Facharzt für Frauenheilkunde & Geburtshilfe

Spezielle Geburtshilfe und Perinatalmedizin Degum II



Ultraschall-Feindiagnostik

Zwischen 18 und 21 SSW können wir einen eingehenden Organ-Ultraschall durchführen. Dieser ist wesentlich umfangreicher als der in den Mutterschaftsrichtlinien  vorgesehene  Ultraschall  in  diesem  Zeitraum. Neben speziellen Geräten erfordert er auch große Erfahrung des Untersuchers.

Ihre  Frauenärztin/Ihr  Frauenarzt  entscheidet,  ob  ein  Überweisungsgrund  für  die  Ultraschall-Feindiagnostik  vorliegt.  Andernfalls  können Sie diese Untersuchung selbstverständlich als Selbstzahlerleistung in Anspruch nehmen.

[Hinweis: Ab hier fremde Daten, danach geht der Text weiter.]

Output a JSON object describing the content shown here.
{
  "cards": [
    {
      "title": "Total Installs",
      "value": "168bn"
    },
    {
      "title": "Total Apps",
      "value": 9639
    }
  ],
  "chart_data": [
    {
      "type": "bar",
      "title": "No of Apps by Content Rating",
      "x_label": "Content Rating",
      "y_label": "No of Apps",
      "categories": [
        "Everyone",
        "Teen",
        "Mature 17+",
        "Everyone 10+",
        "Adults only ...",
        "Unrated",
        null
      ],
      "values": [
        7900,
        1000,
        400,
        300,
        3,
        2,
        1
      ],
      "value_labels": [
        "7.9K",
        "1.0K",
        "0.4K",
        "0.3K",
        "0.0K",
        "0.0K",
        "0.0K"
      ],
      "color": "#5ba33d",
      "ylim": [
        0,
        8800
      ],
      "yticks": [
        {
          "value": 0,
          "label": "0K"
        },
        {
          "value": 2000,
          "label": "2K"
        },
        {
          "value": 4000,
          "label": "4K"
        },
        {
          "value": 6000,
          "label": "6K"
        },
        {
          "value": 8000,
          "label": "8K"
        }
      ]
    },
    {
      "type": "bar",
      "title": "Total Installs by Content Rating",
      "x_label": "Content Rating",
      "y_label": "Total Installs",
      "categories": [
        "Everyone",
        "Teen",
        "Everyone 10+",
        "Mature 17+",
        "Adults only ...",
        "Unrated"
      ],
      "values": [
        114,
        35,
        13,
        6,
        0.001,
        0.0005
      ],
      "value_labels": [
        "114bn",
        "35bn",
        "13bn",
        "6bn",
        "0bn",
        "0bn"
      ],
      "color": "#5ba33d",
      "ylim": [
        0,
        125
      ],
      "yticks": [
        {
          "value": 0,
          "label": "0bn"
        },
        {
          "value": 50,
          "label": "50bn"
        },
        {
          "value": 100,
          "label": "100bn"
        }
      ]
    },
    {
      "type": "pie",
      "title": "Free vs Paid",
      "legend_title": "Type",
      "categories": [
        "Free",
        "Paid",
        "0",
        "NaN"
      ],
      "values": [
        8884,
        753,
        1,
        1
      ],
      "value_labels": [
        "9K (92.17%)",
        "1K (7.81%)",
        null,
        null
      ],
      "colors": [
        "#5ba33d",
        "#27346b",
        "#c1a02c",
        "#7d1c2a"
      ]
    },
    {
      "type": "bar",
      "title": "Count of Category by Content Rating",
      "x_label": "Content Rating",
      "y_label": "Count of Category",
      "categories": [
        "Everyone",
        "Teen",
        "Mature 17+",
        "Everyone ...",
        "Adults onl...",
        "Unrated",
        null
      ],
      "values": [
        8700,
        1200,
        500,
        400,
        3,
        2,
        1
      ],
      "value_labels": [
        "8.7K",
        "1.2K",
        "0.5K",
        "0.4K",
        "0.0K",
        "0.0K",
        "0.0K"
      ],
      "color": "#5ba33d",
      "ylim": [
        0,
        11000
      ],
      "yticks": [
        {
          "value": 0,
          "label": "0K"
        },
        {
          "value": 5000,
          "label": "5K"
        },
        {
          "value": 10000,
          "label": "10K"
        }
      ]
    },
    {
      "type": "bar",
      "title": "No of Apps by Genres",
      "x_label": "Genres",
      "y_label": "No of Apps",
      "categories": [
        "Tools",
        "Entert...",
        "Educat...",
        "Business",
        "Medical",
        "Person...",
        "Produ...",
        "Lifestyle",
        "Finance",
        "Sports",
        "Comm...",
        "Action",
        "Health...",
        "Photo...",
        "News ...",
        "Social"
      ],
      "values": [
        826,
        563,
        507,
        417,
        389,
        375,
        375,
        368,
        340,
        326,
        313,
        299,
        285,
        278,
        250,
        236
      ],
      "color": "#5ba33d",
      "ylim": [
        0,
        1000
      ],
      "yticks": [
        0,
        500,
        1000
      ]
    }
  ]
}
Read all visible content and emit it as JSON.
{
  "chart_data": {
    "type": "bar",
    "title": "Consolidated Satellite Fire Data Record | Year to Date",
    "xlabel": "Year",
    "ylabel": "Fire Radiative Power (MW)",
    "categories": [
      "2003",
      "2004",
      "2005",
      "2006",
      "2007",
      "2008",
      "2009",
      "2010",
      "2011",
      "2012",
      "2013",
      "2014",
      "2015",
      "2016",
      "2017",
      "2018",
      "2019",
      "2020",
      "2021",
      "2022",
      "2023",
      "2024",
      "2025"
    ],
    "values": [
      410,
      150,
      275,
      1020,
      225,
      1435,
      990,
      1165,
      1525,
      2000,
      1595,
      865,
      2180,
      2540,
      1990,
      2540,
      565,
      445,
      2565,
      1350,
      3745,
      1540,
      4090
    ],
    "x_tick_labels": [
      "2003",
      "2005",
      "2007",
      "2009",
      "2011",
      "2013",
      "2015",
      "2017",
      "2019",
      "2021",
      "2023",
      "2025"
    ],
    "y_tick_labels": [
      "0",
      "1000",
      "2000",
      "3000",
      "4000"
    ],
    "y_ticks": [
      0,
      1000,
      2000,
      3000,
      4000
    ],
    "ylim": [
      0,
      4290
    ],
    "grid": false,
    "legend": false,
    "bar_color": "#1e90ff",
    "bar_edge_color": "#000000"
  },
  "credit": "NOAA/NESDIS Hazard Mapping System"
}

Wir betrachten alle darstellbaren Organe und Merkmale des Ungeborenen:

  • das altersentsprechende kindliche Wachstum
  • die Fruchtwassermenge
  • das Aussehen und die Funktion aller sichtbaren Organe
  • die Lage und das Aussehen der Plazenta

Bei der eingehenden Ultraschalluntersuchung können bei manchen ungeborenen Kindern auch Merkmale auffallen, die das statistische Risiko
für das Vorliegen eines Down-Syndroms erhöhen. Diese Auffälligkeiten sind keine Fehlbildungen, und sie bewirken auch keine Beeinträchtgung der betroffenen Organe. Wenn wir bei der Untersuchung einen oder mehrere solcher „Marker“ entdecken, können wir unter Einbeziehung Ihres Alters eine Risikoabschätzung hinsichtlich eines Down-Syndroms (Trisomie 21) durchführen.

Ein  weiterer  Bestandteil  dieser  Untersuchung  ist  die  Beurteilung  des kindlichen  Herzens  und  der  großen  Blutgefäße,  die Echokardiographie. Dabei kontrollieren wir:

  • Lage, Größe und Symmetrie des Herzens
  • Anatomie der Herzstrukturen
  • Funktion der Herzklappen und -kammern
  • Schlagfrequenz des Herzens
  • Lage der großen arteriellen und venösen Gefäße

Auch das Durchblutungsverhalten in der Nabelschnur, Blutgefäßen des kindlichen Kreislaufs und in den Gebärmuttergefäßen wird mit Hilfe des Doppler-Ultraschalls farbig und akustisch dargestellt. Der Doppler-Ultraschall der kindlichen und mütterlichen Gefäße wird vor allem in der Spätschwangerschaft (26  –  38  SSW) zusätzlich angewandt, wenn der Verdacht auf akute oder chronische Mangelzustände der Versorgung des Ungeborenen besteht.

Immer mehr Schwangere interessieren sich für die Möglichkeiten des 3D/4D-Ultraschalls. Dabei steht sicher das faszinierende Bild im Vordergrund. Wir sehen in diesem modernen Verfahren in erster Linie eine Ergänzung  bei  speziellen  Fragestellungen.  Aus  diesem  Grund  setzen wir die 3D/4D-Darstellung nur dann ein, wenn wir dadurch zusätzliche diagnostische  Hinweise  erwarten  können.  Eine  3D/4D-Darstellung ohne einen gleichzeitigen Organ-Ultraschall führen wir nicht durch.